How to divide by a matrix I found a question in an old exam, where the function $\phi(z) := \frac{\exp(z) - 1}{z}$ is given. 
Now we evaluate $\phi(\mathbf{A})$. But how do I divide by a matrix? 
I already thought about taking the inverse, but how do I now on which side I have to multiply the inverse? 
 A: Try writing out the series for $exp$ and simplify the equation before you evaluate!
You wouldn't have to worry about dividing!
A: Note that applying function to a matrix is meant in sense of series, that is if
$$
\phi(z) = c_0 + c_1 z + c_2 z^2 + \dots
$$
then
$$
\phi(\mathbf A) = c_0 \mathbf I + c_1 \mathbf A + c_2 \mathbf A^2 + \dots.
$$
Observe that 
$$
\phi(z) = \frac{e^z - 1}{z} = 1 + \frac{z}{2} + \frac{z^2}{6} + \dots = 
\sum_{k = 1}^\infty \frac{z^{k-1}}{k!}.
$$
Also, to your question, dividing by a matrix is multiplying with its inverse, but that depends on commutativity, there's basically two ways to divide on a matrix - on the right and on the left. Luckily, a matrix commute with any power of itself, so there's no difference on which side do you write the $\mathbf A^{-1}$:
$$
\phi(\mathbf A) = \mathbf A^{-1} (e^\mathbf{A} - \mathbf I).
$$
A: Note that since
$$
\exp(A)=I+A+\frac1{2!}A^2+\frac1{3!}A^3+\cdots
$$
then $A$ and $\exp(A)$ commute.
Thus also $\exp(A)-I$ and $A^{-1}$ commute.

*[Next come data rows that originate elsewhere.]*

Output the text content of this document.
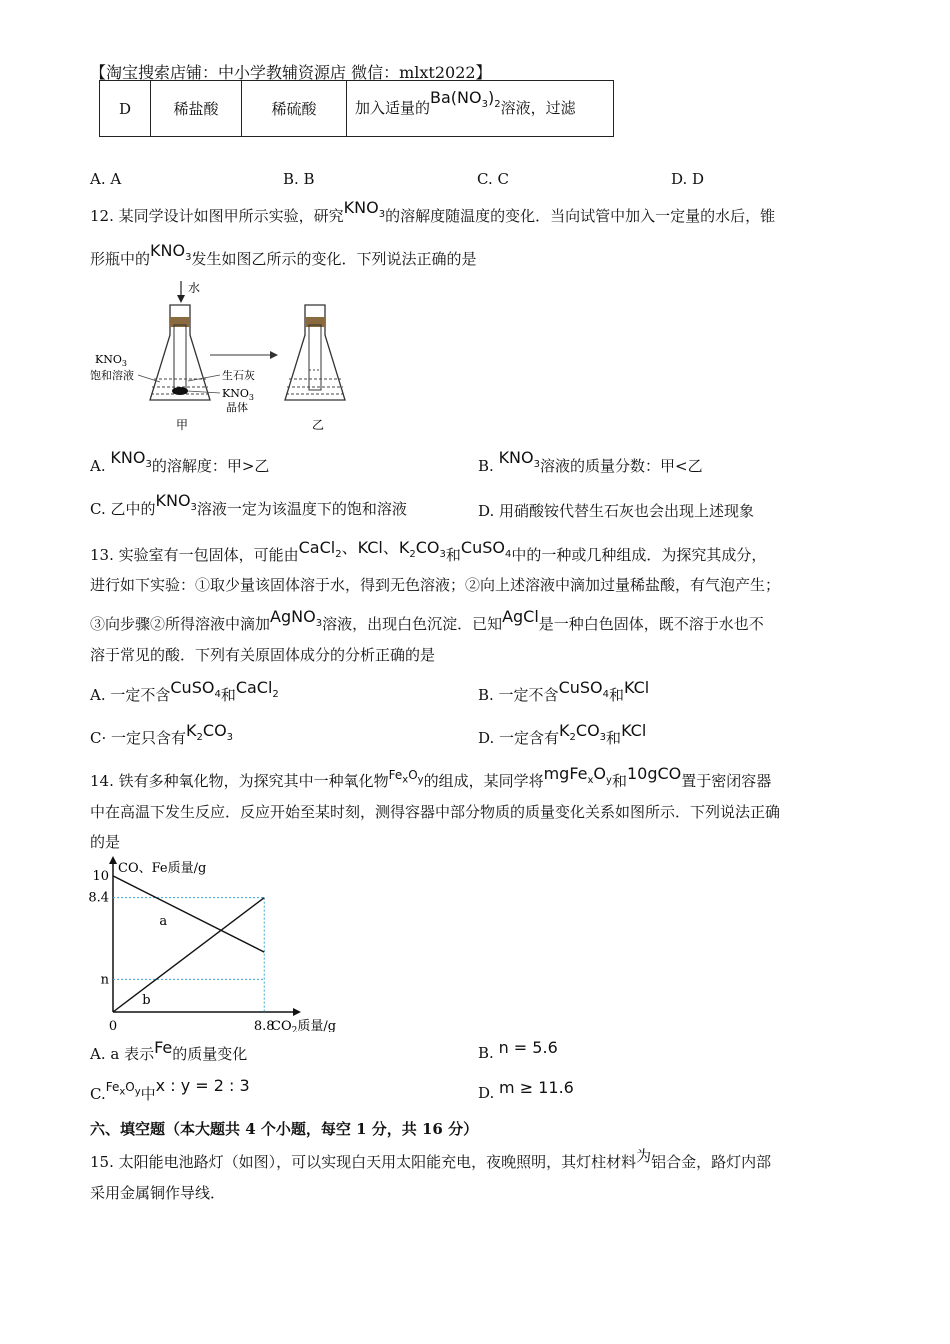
【淘宝搜索店铺：中小学教辅资源店 微信：mlxt2022】
D	稀盐酸	稀硫酸	加入适量的$Ba(NO_3)_2$溶液，过滤
A. A	B. B	C. C	D. D
12. 某同学设计如图甲所示实验，研究$KNO_3$的溶解度随温度的变化．当向试管中加入一定量的水后，锥
形瓶中的$KNO_3$发生如图乙所示的变化．下列说法正确的是
水
$KNO_3$
饱和溶液	生石灰
$KNO_3$
晶体
甲	乙
A. $KNO_3$的溶解度：甲>乙	B. $KNO_3$溶液的质量分数：甲<乙
C. 乙中的$KNO_3$溶液一定为该温度下的饱和溶液	D. 用硝酸铵代替生石灰也会出现上述现象
13. 实验室有一包固体，可能由CaCl$_2$、KCl、$K_2CO_3$和CuSO$_4$中的一种或几种组成．为探究其成分，
进行如下实验：①取少量该固体溶于水，得到无色溶液；②向上述溶液中滴加过量稀盐酸，有气泡产生；
③向步骤②所得溶液中滴加AgNO$_3$溶液，出现白色沉淀．已知AgCl是一种白色固体，既不溶于水也不
溶于常见的酸．下列有关原固体成分的分析正确的是
A. 一定不含CuSO$_4$和CaCl$_2$	B. 一定不含CuSO$_4$和KCl
C· 一定只含有$K_2CO_3$	D. 一定含有$K_2CO_3$和KCl
14. 铁有多种氧化物，为探究其中一种氧化物$^{Fe_xO_y}$的组成，某同学将$mgFe_xO_y$和10gCO置于密闭容器
中在高温下发生反应．反应开始至某时刻，测得容器中部分物质的质量变化关系如图所示．下列说法正确
的是
a
b
10
8.4
n
0	8.8
CO、Fe质量/g
$CO_2$质量/g
A. a 表示Fe的质量变化	B. n = 5.6
C.$^{Fe_xO_y}$中x : y = 2 : 3	D. m ≥ 11.6
六、填空题（本大题共 4 个小题，每空 1 分，共 16 分）
15. 太阳能电池路灯（如图），可以实现白天用太阳能充电，夜晚照明，其灯柱材料为铝合金，路灯内部
采用金属铜作导线．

A: If you look at the series expansion of this function at $z=0$, you find there are only positive powers of $z$. 
In any case, naively $\frac{1}{z}=z^{-1}$ just translates to the inverse, which exists for many matrices. 
For all these translations, note, however, that $xy=yx$ need not hold for matrices. But if a function only involves one matrix variable ($z$ here), there is no problem.